Overview: Paternal depression may contribute to depression and behavioral problems in adolescents, regardless of whether the father and child are genetically related, researchers say.
Source: Penn State
Adolescent depression and behavioral problems are on the rise, and paternal depression may contribute to this increase, regardless of whether the fathers and children are genetically related, according to new research from Penn State and Michigan State.
“A lot of research focuses on depression within biologically related families,” said Jenae Neiderhiser, co-funded faculty member of the Social Science Research Institute and distinguished professor of psychology and human development and family studies at Penn State.
“More information is now becoming available for adoptive and blended families.”
The researchers looked at naturally occurring variations in genetic relatedness between parents and their adolescent children in the 720 families who participated in the Nonshared Environment in Adolescent Development (NEAD) study, with more than half of those families having a stepparent raising children.
Mothers, fathers and children each answered questions to measure symptoms of depression, behavior and parent-child conflict. The researchers next examined the association between fathers’ depressive symptoms and children’s behavioral symptoms in a series of models.
Neiderhiser and Alex Burt, professor of clinical sciences at Michigan State, along with their colleagues found that paternal depression was associated with adolescent depression and behavioral problems in adolescents, regardless of whether the fathers and their children were genetically related.
“The results clearly indicated the transmission of depression and behavior through the environment between fathers and children,” said Burt, who has collaborated on projects with Neiderhiser since the early 2000s.
“In addition, we continued to see these associations in a subset of ‘mixed’ families in which the father was biologically related to one participating child but not the other, which was an important confirmation of our results.
“We also found that much of this effect appeared to be a function of parent-child conflict. These kinds of findings add to the evidence that parent-child conflict plays a role as an environmental predictor of adolescent behavior.”
According to Neiderhiser, while the results were expected, they also thought the effects on children’s behavior and depression would be greater in parent-child pairs who were genetically related.
“It would be great to do more research on stepfamilies and blended families,” she said. “They’re usually an underused natural experiment that we could learn more from to help us unravel the effects of environmental factors and genetics on families.”
About this depression research news
Original research: Closed access.
†Exposing the origins of the intergenerational transmission of psychopathology with a novel genetically informed designby S. Alexandra Burt et al.
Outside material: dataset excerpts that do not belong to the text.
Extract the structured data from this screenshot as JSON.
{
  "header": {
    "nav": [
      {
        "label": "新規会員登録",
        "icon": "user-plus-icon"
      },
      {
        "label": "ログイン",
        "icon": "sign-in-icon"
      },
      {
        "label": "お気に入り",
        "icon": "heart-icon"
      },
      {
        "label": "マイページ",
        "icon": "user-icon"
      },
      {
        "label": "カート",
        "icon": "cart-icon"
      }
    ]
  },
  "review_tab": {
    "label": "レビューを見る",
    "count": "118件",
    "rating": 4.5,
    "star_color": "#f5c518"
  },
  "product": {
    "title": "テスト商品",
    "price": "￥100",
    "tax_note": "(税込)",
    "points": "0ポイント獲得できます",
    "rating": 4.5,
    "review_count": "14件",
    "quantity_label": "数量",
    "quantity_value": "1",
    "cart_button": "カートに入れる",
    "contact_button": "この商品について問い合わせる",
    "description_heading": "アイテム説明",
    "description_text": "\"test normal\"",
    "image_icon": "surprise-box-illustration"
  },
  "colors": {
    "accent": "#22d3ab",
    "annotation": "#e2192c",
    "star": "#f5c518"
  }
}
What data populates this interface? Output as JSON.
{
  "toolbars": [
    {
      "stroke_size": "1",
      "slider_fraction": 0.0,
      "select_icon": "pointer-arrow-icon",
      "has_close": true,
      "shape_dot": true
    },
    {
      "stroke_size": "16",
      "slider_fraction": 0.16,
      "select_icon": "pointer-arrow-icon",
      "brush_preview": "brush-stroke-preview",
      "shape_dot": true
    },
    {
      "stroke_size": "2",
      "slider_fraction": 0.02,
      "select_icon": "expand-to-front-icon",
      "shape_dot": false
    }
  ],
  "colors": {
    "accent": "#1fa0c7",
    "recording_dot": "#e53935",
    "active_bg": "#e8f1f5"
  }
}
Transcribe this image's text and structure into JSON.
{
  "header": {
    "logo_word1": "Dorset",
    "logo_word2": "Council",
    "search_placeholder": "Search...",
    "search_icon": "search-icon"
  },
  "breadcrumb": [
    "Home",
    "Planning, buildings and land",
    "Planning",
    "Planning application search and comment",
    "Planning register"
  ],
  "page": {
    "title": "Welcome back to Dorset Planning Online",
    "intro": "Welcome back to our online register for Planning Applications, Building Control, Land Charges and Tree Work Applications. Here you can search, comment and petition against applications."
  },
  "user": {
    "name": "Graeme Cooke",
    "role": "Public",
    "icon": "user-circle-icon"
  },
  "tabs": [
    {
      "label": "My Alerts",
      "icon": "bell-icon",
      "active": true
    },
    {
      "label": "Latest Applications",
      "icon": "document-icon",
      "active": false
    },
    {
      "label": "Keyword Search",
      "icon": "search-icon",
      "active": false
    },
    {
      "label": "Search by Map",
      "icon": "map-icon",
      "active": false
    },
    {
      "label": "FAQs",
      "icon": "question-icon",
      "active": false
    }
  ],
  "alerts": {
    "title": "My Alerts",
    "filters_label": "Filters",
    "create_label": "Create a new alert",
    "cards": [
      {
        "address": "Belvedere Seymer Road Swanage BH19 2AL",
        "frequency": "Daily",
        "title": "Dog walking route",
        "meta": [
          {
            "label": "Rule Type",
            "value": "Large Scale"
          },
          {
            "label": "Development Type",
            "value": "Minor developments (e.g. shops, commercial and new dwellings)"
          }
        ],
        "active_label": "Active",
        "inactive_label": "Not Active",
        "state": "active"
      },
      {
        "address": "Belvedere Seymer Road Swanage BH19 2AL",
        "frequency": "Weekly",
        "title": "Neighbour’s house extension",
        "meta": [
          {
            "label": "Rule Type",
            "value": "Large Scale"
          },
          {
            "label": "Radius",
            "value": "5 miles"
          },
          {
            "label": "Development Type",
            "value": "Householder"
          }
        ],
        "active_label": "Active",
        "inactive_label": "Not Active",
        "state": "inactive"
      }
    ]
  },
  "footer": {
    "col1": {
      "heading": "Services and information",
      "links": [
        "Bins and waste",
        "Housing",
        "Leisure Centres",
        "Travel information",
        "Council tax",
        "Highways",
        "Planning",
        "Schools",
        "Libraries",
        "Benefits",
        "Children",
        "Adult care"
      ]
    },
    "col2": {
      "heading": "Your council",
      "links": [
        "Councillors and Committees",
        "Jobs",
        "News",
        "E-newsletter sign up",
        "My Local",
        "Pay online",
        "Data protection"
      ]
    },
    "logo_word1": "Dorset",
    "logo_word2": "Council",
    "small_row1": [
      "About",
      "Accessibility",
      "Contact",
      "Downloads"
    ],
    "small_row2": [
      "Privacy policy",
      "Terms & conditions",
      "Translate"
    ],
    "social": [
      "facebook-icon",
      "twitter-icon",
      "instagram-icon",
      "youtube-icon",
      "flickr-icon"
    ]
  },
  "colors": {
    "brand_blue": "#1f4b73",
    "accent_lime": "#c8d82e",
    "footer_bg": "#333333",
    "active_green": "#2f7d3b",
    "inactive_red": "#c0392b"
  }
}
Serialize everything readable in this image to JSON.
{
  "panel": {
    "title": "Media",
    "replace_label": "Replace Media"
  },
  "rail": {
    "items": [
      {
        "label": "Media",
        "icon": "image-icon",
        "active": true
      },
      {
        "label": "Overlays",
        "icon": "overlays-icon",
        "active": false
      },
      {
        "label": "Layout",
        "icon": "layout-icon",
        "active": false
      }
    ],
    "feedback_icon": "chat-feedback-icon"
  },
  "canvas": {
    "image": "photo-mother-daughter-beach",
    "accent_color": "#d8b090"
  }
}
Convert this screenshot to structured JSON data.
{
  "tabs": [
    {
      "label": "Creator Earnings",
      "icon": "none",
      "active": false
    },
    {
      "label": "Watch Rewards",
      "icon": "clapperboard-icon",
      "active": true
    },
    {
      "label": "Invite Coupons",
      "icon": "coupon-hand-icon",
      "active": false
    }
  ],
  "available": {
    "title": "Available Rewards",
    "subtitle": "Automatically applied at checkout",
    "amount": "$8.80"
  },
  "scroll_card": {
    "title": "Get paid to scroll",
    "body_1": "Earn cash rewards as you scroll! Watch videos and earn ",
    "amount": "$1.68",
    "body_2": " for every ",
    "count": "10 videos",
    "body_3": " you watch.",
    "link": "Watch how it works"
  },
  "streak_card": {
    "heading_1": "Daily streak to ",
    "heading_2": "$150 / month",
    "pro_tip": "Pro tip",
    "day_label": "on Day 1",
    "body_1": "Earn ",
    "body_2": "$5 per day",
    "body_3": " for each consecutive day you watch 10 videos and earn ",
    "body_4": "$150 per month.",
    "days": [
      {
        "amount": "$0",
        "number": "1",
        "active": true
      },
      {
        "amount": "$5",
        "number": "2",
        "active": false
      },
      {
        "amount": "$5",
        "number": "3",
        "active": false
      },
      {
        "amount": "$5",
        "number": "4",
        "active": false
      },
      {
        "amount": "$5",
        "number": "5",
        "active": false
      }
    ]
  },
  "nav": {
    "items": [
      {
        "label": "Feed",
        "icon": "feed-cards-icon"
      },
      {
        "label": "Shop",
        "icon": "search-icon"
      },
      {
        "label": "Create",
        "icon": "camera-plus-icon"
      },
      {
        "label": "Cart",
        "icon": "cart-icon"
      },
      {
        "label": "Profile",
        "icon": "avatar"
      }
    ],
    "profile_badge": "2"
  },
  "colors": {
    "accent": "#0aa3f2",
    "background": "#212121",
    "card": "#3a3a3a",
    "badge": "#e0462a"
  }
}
Development & Psychopathology
Exposing the origins of the intergenerational transmission of psychopathology with a novel genetically informed design
While it is well known that parental depression is passed down from generation to generation within families, the etiology of this transmission remains unclear.
Our aim was to develop a new research design capable of explicitly investigating the etiological sources of intergenerational transmission.
We specifically took advantage of naturally occurring variations in genetic relatedness between parents and their adolescent children in the 720 families participating in the Nonshared Environment in Adolescent Development (NEAD) study, of which 58.5% included a parenting stepparent (almost always a parent). stepfather).
The results clearly indicated the environmental transmission of psychopathology between fathers and children.
Paternal depression was associated with adolescent depression and adolescent behavioral problems (i.e., antisocial behavior, stubborn behavior, and attention problems), regardless of whether fathers and their children were genetically related or not.
Moreover, these associations persisted in a subset of ‘mixed’ families in which the father was biologically related to one participating child but not the other, and appeared to be mediated through a father-child conflict.
Such findings are not only fully consistent with the environmental transmission of psychopathology across generations, but also add to the existing evidence that parent-child conflict is a robust and at least partial environmental predictor of psychopathology in adolescents.